Again, you would use it only to write your
README: once it looks good, you can report it back to your original project.
But the point is: you don't need no more any thrid-party markdown preview plugin.
And with GitLab 14.2 (August 2021)
Preview Markdown live while editing
Markdown is a fast and intuitive syntax for writing rich web content. Until it isn’t.
Luckily, it’s easy to preview the rendered output of Markdown to ensure the accuracy of your markup from the Preview tab.
Unfortunately, the context switch required to move between the raw source code and the preview can be tedious and disruptive to your flow.
Now, in both the Web IDE and single file editor, Markdown files have a new live preview option available. Right-click the editor and select Preview Markdown or use
Command/Control + Shift + Pto toggle a split-screen live preview of your Markdown content.

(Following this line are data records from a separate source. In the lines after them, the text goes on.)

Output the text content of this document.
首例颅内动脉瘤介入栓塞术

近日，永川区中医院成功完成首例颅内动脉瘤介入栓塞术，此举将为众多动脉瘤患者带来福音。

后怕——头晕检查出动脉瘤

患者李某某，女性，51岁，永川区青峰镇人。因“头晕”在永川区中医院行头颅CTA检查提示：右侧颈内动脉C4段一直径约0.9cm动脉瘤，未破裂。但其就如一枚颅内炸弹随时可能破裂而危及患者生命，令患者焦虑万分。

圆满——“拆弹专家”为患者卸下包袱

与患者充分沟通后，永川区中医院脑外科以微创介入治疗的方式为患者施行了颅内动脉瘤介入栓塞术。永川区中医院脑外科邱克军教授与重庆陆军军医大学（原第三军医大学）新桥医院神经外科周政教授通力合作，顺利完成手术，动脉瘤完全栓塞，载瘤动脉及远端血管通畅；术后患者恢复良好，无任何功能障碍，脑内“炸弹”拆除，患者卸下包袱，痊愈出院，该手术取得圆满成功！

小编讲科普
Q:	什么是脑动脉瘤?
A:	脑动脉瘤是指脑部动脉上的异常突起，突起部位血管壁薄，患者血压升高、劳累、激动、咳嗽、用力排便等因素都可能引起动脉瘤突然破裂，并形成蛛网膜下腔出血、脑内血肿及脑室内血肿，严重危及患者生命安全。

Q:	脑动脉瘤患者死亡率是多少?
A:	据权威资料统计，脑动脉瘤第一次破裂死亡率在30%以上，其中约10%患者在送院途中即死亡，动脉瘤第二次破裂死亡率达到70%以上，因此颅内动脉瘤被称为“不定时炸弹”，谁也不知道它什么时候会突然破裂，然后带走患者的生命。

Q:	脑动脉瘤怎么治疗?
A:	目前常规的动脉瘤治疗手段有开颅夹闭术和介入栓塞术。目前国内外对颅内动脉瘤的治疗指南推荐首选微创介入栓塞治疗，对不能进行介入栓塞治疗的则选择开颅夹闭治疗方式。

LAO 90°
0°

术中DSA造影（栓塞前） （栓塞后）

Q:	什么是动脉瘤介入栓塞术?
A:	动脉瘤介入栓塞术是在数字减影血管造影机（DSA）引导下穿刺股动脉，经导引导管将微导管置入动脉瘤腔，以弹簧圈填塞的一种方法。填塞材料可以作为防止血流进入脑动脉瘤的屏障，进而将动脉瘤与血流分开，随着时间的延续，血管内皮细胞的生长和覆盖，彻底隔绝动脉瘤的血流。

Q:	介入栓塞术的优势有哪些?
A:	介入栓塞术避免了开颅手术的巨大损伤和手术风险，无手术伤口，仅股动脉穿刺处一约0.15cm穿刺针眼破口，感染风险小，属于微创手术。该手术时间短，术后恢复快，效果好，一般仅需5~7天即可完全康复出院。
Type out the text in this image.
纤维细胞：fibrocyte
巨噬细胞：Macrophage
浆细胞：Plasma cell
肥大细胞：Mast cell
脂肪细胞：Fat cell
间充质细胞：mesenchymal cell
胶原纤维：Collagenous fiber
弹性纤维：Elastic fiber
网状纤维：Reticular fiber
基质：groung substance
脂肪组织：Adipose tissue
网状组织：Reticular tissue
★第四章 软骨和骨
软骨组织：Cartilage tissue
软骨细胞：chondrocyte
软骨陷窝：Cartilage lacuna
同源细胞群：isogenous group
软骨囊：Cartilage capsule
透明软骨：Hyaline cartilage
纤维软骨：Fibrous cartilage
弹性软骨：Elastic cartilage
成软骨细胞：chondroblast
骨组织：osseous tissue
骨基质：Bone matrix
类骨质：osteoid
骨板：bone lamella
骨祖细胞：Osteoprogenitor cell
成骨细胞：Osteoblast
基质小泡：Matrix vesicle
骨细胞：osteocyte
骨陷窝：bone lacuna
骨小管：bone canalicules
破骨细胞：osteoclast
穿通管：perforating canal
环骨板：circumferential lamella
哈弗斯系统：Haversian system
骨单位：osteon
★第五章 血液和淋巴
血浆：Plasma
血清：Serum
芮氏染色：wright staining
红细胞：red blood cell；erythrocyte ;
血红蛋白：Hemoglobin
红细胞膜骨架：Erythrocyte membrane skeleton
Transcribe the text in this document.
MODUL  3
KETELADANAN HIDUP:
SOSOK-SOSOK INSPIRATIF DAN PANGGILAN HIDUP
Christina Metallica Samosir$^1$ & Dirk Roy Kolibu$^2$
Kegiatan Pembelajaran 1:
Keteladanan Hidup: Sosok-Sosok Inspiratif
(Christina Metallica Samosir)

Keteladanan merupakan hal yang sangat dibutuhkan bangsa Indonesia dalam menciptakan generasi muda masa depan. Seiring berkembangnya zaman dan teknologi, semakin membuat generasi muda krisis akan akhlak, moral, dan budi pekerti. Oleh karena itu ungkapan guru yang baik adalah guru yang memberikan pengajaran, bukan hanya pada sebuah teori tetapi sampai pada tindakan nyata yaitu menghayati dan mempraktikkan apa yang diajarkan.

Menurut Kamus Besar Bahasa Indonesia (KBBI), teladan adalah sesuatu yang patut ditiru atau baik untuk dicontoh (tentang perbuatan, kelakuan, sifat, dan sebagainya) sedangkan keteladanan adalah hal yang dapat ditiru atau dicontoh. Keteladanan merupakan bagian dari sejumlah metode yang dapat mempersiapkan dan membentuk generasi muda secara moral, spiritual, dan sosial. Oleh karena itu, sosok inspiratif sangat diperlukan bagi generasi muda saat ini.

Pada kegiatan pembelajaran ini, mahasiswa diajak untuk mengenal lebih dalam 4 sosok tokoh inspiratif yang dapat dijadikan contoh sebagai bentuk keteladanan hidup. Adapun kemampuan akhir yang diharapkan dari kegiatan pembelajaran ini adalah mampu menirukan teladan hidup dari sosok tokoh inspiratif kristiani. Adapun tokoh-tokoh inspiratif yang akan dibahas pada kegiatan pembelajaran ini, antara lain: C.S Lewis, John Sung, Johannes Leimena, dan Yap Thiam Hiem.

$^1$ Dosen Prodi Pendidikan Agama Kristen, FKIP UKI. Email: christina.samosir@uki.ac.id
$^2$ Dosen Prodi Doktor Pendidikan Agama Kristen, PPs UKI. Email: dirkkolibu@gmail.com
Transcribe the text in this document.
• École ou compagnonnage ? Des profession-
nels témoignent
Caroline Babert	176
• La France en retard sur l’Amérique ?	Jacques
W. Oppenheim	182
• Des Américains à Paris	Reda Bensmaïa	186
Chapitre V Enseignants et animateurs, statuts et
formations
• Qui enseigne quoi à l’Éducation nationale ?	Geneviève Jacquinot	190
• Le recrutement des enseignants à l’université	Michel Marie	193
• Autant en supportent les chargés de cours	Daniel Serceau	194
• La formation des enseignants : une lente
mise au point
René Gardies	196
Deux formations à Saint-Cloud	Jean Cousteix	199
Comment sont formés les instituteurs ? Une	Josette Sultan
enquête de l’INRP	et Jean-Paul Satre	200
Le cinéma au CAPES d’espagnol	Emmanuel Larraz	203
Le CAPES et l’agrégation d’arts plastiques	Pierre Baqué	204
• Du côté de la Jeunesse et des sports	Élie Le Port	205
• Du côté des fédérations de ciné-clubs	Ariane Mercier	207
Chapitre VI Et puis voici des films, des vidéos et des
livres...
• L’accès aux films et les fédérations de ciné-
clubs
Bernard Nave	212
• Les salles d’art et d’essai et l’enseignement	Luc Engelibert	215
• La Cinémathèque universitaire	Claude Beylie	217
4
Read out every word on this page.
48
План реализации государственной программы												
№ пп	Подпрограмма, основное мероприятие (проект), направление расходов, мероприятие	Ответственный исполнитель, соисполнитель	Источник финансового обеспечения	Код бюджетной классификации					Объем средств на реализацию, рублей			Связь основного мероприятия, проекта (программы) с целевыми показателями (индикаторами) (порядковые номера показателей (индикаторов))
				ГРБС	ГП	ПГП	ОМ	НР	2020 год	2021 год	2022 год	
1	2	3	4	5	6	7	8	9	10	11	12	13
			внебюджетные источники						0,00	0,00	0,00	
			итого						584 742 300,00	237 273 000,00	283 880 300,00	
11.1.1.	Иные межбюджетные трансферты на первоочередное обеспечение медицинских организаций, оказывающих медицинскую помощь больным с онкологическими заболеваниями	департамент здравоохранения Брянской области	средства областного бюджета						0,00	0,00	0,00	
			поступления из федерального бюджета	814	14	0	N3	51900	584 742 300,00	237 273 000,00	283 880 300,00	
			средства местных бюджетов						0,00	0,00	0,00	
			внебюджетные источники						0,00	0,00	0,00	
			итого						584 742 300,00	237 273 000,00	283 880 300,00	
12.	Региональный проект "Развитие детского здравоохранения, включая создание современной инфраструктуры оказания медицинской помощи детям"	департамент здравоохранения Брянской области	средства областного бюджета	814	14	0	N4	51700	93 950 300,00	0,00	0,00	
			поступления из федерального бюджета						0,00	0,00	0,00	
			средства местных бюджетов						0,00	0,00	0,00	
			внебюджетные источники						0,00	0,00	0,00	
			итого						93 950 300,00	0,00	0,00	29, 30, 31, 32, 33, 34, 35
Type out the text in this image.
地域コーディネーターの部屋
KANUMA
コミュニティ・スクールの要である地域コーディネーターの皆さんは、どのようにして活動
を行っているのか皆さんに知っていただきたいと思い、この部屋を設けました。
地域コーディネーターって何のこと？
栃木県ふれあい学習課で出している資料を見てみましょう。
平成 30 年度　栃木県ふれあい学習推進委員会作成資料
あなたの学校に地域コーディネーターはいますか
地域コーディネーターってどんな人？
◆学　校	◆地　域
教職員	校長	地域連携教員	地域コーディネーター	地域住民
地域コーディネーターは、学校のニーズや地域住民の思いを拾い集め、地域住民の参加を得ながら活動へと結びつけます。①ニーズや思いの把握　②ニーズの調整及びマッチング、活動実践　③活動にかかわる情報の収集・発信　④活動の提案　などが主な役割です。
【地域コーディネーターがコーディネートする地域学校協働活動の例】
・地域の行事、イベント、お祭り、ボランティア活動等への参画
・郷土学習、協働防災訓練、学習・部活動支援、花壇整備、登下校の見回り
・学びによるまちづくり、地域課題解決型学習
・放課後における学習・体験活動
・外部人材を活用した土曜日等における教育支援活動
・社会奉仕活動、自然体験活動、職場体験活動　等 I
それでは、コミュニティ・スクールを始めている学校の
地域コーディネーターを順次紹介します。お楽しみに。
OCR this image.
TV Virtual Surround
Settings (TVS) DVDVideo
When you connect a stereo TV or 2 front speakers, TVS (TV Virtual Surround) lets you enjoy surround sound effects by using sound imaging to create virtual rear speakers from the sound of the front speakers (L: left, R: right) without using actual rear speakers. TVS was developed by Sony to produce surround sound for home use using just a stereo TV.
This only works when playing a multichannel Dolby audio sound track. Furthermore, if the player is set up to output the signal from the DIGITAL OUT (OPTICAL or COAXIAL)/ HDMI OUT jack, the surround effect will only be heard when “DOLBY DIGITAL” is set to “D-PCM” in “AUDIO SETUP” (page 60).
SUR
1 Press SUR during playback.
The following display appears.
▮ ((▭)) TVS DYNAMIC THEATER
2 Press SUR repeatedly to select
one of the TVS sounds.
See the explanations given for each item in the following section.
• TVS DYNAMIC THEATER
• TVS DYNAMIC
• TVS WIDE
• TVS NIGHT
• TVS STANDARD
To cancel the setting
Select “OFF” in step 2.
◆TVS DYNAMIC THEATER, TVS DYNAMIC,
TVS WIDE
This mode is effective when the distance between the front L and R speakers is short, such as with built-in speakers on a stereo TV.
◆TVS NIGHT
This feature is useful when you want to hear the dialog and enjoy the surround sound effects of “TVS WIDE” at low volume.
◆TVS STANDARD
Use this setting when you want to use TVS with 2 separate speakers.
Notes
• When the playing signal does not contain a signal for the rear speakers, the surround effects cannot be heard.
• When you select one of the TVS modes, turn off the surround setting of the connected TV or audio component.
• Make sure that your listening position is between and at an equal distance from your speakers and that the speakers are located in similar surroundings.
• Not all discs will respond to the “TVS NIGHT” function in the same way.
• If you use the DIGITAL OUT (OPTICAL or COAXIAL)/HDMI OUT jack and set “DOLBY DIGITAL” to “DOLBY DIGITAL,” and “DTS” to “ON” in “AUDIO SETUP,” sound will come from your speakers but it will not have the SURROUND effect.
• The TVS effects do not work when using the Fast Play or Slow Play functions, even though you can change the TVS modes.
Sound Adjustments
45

The preview refreshes as you type, so you can be confident that your markup is valid and will render as you intended.
I just create a "feature" branch and push it to github where I make changes, which become visible exactly how they will look in github.
Then, when I'm satisfied, I rebase back to main or do a pull request to main, whichever process you happen to be using.
You rarely need to test locally when using git, unless your repository is behind a corp firewall, or need to work offline.
In such cases, both Atom and VScode have decent Markdown renderers, not good enough to show how your changes will look on github, but good enough to see if your changes are going in the right direction.